Sainsbury’s began offering special discounts for its Nectar card holders in April when the Co-op also brought in members’ pricing on some products, while Tesco has ramped up use of its Clubcard discounts this year. Lidl launched a loyalty scheme in 2020 and updated it last year so that shoppers had to spend more to get the top level of discounts.
Tesco has more than 8,000 products that are cheaper for holders of its Clubcard, while Sainsbury’s has about 6,000 items in its Nectar scheme. A typical large supermarket would stock more than 20,000 products.
Shoppers are increasingly using the cards as household budgets get squeezed; 90% of consumers are signed up to at least one such scheme.
The Competition and Markets Authority (CMA) said the schemes could make it difficult for shoppers to compare prices between supermarkets, as the per-weight price of goods is often not shown on the loyalty card promotions.
On Wednesday, Tesco was offering Clubcard holders a pack of Pampers nappies for £6 for those on the loyalty scheme – a 40% reduction compared with the £10 price for regular shoppers. At Sainsbury’s, Nectar members can get a leg of lamb at half the price paid by regular shoppers, at £13.
The watchdog will also examine if the loyalty schemes reduce competition, by being “difficult or time-consuming to sign up to”, which could inhibit switching between chains.
Sarah Cardell, the chief executive of the CMA, said: “We have seen an increase in the use of loyalty scheme pricing by supermarkets, which means that price promotions are only available to people who sign up for loyalty cards.
“This raises a number of questions about the impact of loyalty scheme pricing on consumers and competition, and the CMA will launch a review in January 2024.”

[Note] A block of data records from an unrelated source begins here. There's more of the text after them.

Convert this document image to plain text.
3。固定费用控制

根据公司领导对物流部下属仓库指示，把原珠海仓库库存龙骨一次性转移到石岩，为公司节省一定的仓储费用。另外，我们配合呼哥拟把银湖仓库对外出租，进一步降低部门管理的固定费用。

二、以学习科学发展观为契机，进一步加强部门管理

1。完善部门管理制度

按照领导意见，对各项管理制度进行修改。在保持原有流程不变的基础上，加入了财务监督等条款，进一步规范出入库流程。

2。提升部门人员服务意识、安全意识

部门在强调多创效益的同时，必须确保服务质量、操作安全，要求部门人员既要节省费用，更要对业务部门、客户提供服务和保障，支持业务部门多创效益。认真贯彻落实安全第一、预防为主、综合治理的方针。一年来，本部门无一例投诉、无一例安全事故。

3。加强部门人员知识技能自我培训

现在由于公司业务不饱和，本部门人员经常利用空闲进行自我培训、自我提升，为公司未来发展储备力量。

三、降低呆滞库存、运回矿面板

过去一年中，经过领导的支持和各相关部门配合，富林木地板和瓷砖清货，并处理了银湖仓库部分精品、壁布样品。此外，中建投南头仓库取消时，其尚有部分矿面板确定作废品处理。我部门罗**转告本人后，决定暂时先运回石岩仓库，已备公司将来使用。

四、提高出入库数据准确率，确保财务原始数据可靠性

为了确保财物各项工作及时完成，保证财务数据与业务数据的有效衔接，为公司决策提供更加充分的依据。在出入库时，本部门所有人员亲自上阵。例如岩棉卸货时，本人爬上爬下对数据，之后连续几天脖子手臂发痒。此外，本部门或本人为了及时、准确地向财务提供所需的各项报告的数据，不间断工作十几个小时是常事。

However, the regulator said it had not seen evidence to suggest that the schemes were likely to have a material impact on the strength of competition between retailers.
Consumer group Which? said it had asked the regulator to look at whether supermarkets could be raising “regular” prices to make it appear that loyalty scheme customers are getting a better deal than they really are.
Sue Davies, the head of food policy at Which?, said: “It’s positive that the CMA is set to review supermarket loyalty pricing, as a recent Which? investigation found these deals aren’t always as they seem.”
The Which? study found that a third of the products it examined at Sainsbury’s (34% of 71 products) had only been at the “regular” price advertised beside the Nectar deal for less than half the time over the previous six months. At Tesco, it was a quarter of the products examined.
The consumer group also pointed out that the schemes are not accessible to all shoppers. Only those 18 or over can be a member of the Asda, Iceland, Lidl, M&S, Sainsbury’s, Tesco, and Waitrose loyalty schemes, and those over 16 at Morrisons. The Co-op is the only large supermarket currently offering a scheme for under-16s.
Some schemes also require an email address or an app, potentially making them less accessible for older and more vulnerable shoppers. The Sainsbury’s price-cutting scheme does not operate in its convenience stores, which are often used by those on low incomes without access to a car or public transport.
Danni Hewson, head of financial analysis at AJ Bell, said: “People should feel confident that they’re getting what they pay for and that they are not paying more than they should for the privilege. They shouldn’t have to visit several different stores using several different loyalty cards just to make sure they’re getting as much for their money as they can.”
On Wednesday, the CMA also said that makers of popular brands in lines such as baby milk, baked beans, mayonnaise and pet food had fuelled “greedflation” by putting up prices faster than their costs had risen.